Even if I had been at home, I couldn't risk running outside; the smoky haze has drifted well into the DMV, even home to my beloved Pittsburgh.
I remember how many critics panned the climate-change disaster satire Don't Look Up when it came out, often calling it "heavy-handed." But today while the sky makes my eyes and throat burn, while millions won't be able to have the simple joy of a run to protect their lungs, I still see clogged streets of traffic, the veggies and cheese I bought for lunch were wrapped in multiple sheaths of plastic, and every A/C unit seems pumped up high enough to call for a sweater inside.
And, when I want to get to that race in Pittsburgh? I won't have a reliable public transport option to make it between two reasonably close major cities.

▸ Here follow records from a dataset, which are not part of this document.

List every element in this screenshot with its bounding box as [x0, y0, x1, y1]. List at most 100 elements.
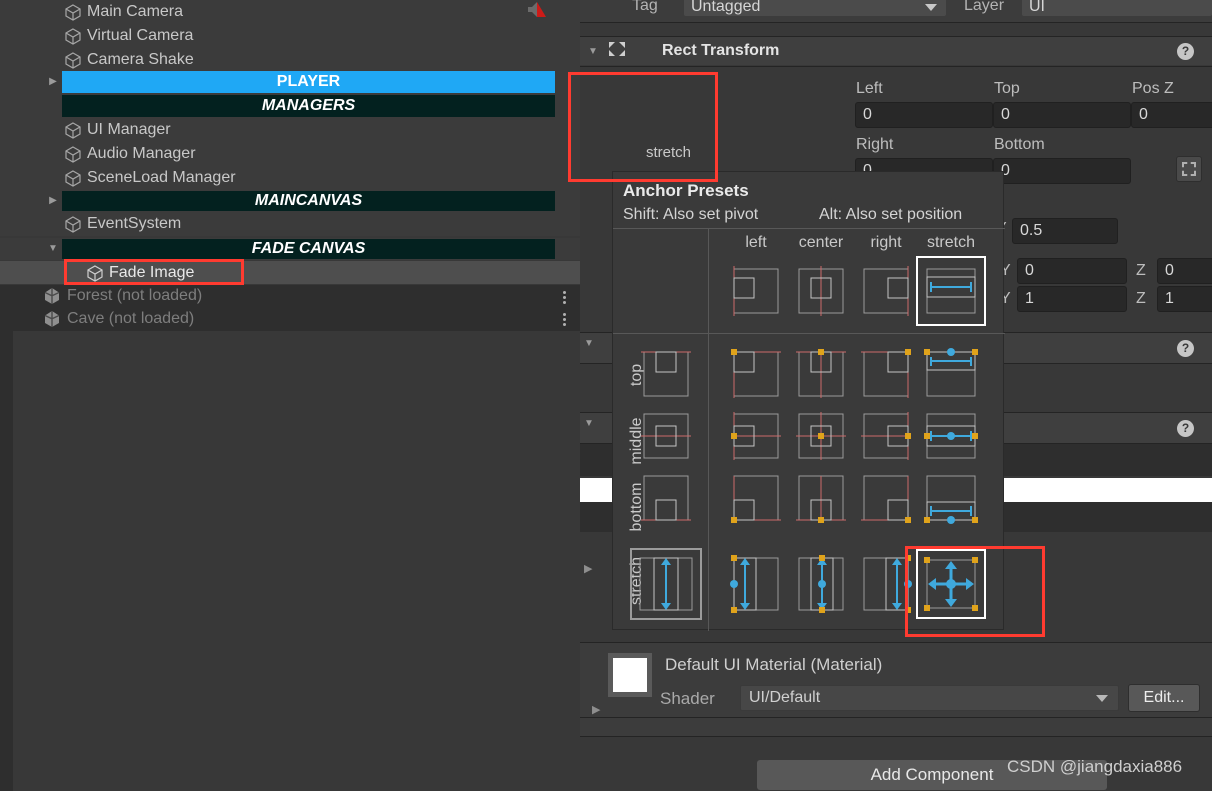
- hierarchy-item-audio-manager[interactable]: Audio Manager: [0, 142, 580, 166]
- chevron-down-icon[interactable]: ▼: [46, 238, 60, 260]
- anchor-preset-rowpreview-top[interactable]: [636, 342, 696, 402]
- anchor-preset-stretch-left[interactable]: [726, 554, 786, 614]
- anchor-preset-rowpreview-middle[interactable]: [636, 408, 696, 468]
- cube-icon: [64, 121, 82, 139]
- cube-icon: [86, 264, 104, 282]
- pivot-x-field[interactable]: 0.5: [1012, 218, 1118, 244]
- anchor-preset-top-center[interactable]: [791, 342, 851, 402]
- anchor-preset-top-stretch[interactable]: [921, 342, 981, 402]
- edit-shader-button[interactable]: Edit...: [1128, 684, 1200, 712]
- hierarchy-item-label: Main Camera: [87, 3, 184, 20]
- anchor-preset-stretch-center[interactable]: [791, 554, 851, 614]
- anchor-preset-stretch-stretch[interactable]: [916, 549, 986, 619]
- top-field[interactable]: 0: [993, 102, 1131, 128]
- chevron-down-icon[interactable]: ▼: [584, 418, 594, 429]
- hierarchy-item-label: Camera Shake: [87, 51, 194, 68]
- rotation-z-axis-label: Z: [1136, 262, 1146, 279]
- hierarchy-empty-area: [13, 331, 580, 791]
- layer-label: Layer: [964, 0, 1005, 14]
- anchor-preset-bottom-left[interactable]: [726, 474, 786, 534]
- hierarchy-scene-label: Cave (not loaded): [67, 310, 195, 327]
- anchor-preset-middle-right[interactable]: [856, 408, 916, 468]
- hierarchy-item-managers[interactable]: MANAGERS: [0, 94, 580, 118]
- right-field-label: Right: [856, 136, 894, 153]
- anchor-preset-top-right[interactable]: [856, 342, 916, 402]
- hierarchy-item-player[interactable]: ▶ PLAYER: [0, 70, 580, 94]
- hierarchy-item-fade-canvas[interactable]: ▼ FADE CANVAS: [0, 238, 580, 260]
- anchor-preset-stretch-right[interactable]: [856, 554, 916, 614]
- hierarchy-item-label: Fade Image: [109, 263, 195, 281]
- hierarchy-panel: Main Camera Virtual Camera Camera Shake …: [0, 0, 580, 791]
- anchor-presets-title: Anchor Presets: [623, 181, 749, 200]
- layer-dropdown[interactable]: UI: [1022, 0, 1212, 16]
- shader-dropdown[interactable]: UI/Default: [740, 685, 1119, 711]
- hierarchy-scene-forest[interactable]: Forest (not loaded): [0, 285, 580, 307]
- anchor-preset-header-left[interactable]: [726, 261, 786, 321]
- chevron-down-icon: [1096, 695, 1108, 702]
- scene-options-menu-icon[interactable]: [563, 285, 566, 309]
- hierarchy-banner-label: FADE CANVAS: [62, 239, 555, 259]
- hierarchy-scene-cave[interactable]: Cave (not loaded): [0, 307, 580, 331]
- anchor-preset-middle-center[interactable]: [791, 408, 851, 468]
- rotation-z-field[interactable]: 0: [1157, 258, 1212, 284]
- scale-z-field[interactable]: 1: [1157, 286, 1212, 312]
- pos-z-field-label: Pos Z: [1132, 80, 1174, 97]
- chevron-right-icon[interactable]: ▶: [584, 562, 592, 575]
- anchor-preset-bottom-stretch[interactable]: [921, 474, 981, 534]
- help-icon[interactable]: ?: [1177, 43, 1194, 60]
- hierarchy-item-fade-image[interactable]: Fade Image: [0, 261, 580, 284]
- watermark-text: CSDN @jiangdaxia886: [1007, 757, 1183, 776]
- blueprint-mode-button[interactable]: [1176, 156, 1202, 182]
- anchor-preset-middle-left[interactable]: [726, 408, 786, 468]
- hierarchy-empty-gutter: [0, 331, 13, 791]
- hierarchy-banner-label: PLAYER: [62, 71, 555, 93]
- rect-transform-header[interactable]: ▼ Rect Transform ?: [580, 37, 1212, 65]
- pos-z-field[interactable]: 0: [1131, 102, 1212, 128]
- tag-dropdown[interactable]: Untagged: [684, 0, 946, 16]
- left-field[interactable]: 0: [855, 102, 993, 128]
- cube-icon: [64, 215, 82, 233]
- anchor-preset-top-left[interactable]: [726, 342, 786, 402]
- inspector-panel: Tag Untagged Layer UI ▼ Rect Transform ?: [568, 0, 1212, 791]
- material-block: Default UI Material (Material) Shader UI…: [580, 643, 1212, 717]
- hierarchy-item-label: EventSystem: [87, 215, 182, 232]
- rotation-y-field[interactable]: 0: [1017, 258, 1127, 284]
- tag-layer-row: Tag Untagged Layer UI: [580, 0, 1212, 22]
- scale-y-field[interactable]: 1: [1017, 286, 1127, 312]
- hierarchy-item-eventsystem[interactable]: EventSystem: [0, 212, 580, 236]
- hierarchy-item-sceneload-manager[interactable]: SceneLoad Manager: [0, 166, 580, 190]
- anchor-preset-rowpreview-stretch[interactable]: [630, 548, 702, 620]
- hierarchy-item-virtual-camera[interactable]: Virtual Camera: [0, 24, 580, 48]
- anchor-preset-rowpreview-bottom[interactable]: [636, 474, 696, 534]
- anchor-preset-bottom-center[interactable]: [791, 474, 851, 534]
- scale-z-axis-label: Z: [1136, 290, 1146, 307]
- anchor-col-header-left: left: [745, 234, 767, 251]
- bottom-field[interactable]: 0: [993, 158, 1131, 184]
- hierarchy-item-maincanvas[interactable]: ▶ MAINCANVAS: [0, 190, 580, 212]
- anchor-presets-popup[interactable]: Anchor Presets Shift: Also set pivot Alt…: [612, 171, 1005, 631]
- hierarchy-item-label: Audio Manager: [87, 145, 196, 162]
- unity-scene-icon: [42, 286, 62, 306]
- hierarchy-item-camera-shake[interactable]: Camera Shake: [0, 48, 580, 72]
- anchor-preset-bottom-right[interactable]: [856, 474, 916, 534]
- hierarchy-item-ui-manager[interactable]: UI Manager: [0, 118, 580, 142]
- chevron-right-icon[interactable]: ▶: [46, 70, 60, 94]
- help-icon[interactable]: ?: [1177, 420, 1194, 437]
- chevron-right-icon[interactable]: ▶: [46, 190, 60, 212]
- anchor-col-header-center: center: [798, 234, 844, 251]
- chevron-down-icon[interactable]: ▼: [580, 46, 606, 57]
- anchor-preset-middle-stretch[interactable]: [921, 408, 981, 468]
- scene-options-menu-icon[interactable]: [563, 307, 566, 331]
- hierarchy-item-main-camera[interactable]: Main Camera: [0, 0, 580, 24]
- anchor-preset-header-center[interactable]: [791, 261, 851, 321]
- help-icon[interactable]: ?: [1177, 340, 1194, 357]
- chevron-right-icon[interactable]: ▶: [592, 703, 600, 716]
- material-preview-swatch[interactable]: [608, 653, 652, 697]
- anchor-preset-header-right[interactable]: [856, 261, 916, 321]
- chevron-down-icon[interactable]: ▼: [584, 338, 594, 349]
- unity-scene-icon: [42, 309, 62, 329]
- anchor-presets-hint-shift: Shift: Also set pivot: [623, 206, 759, 223]
- hierarchy-item-label: UI Manager: [87, 121, 171, 138]
- top-field-label: Top: [994, 80, 1020, 97]
- anchor-preset-header-stretch[interactable]: [916, 256, 986, 326]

Does not seem very "heavy-handed" to me at all. Just realistic. Like the scientist characters in the film being upstaged by a celebrity romance, while the skies in major cities in the U.S. are smoggy, smoky ruins, too many front pages are still showing the distractions of a wannabe president fighting Mickey Mouse or a fued between wealthy golf tournaments ... or the like.
I do not know exactly where I go from here. I just know that as humans who run, when we see so very visibly how our actions as humans are making it unsafe for us to stay humans who run, we all better start doing something.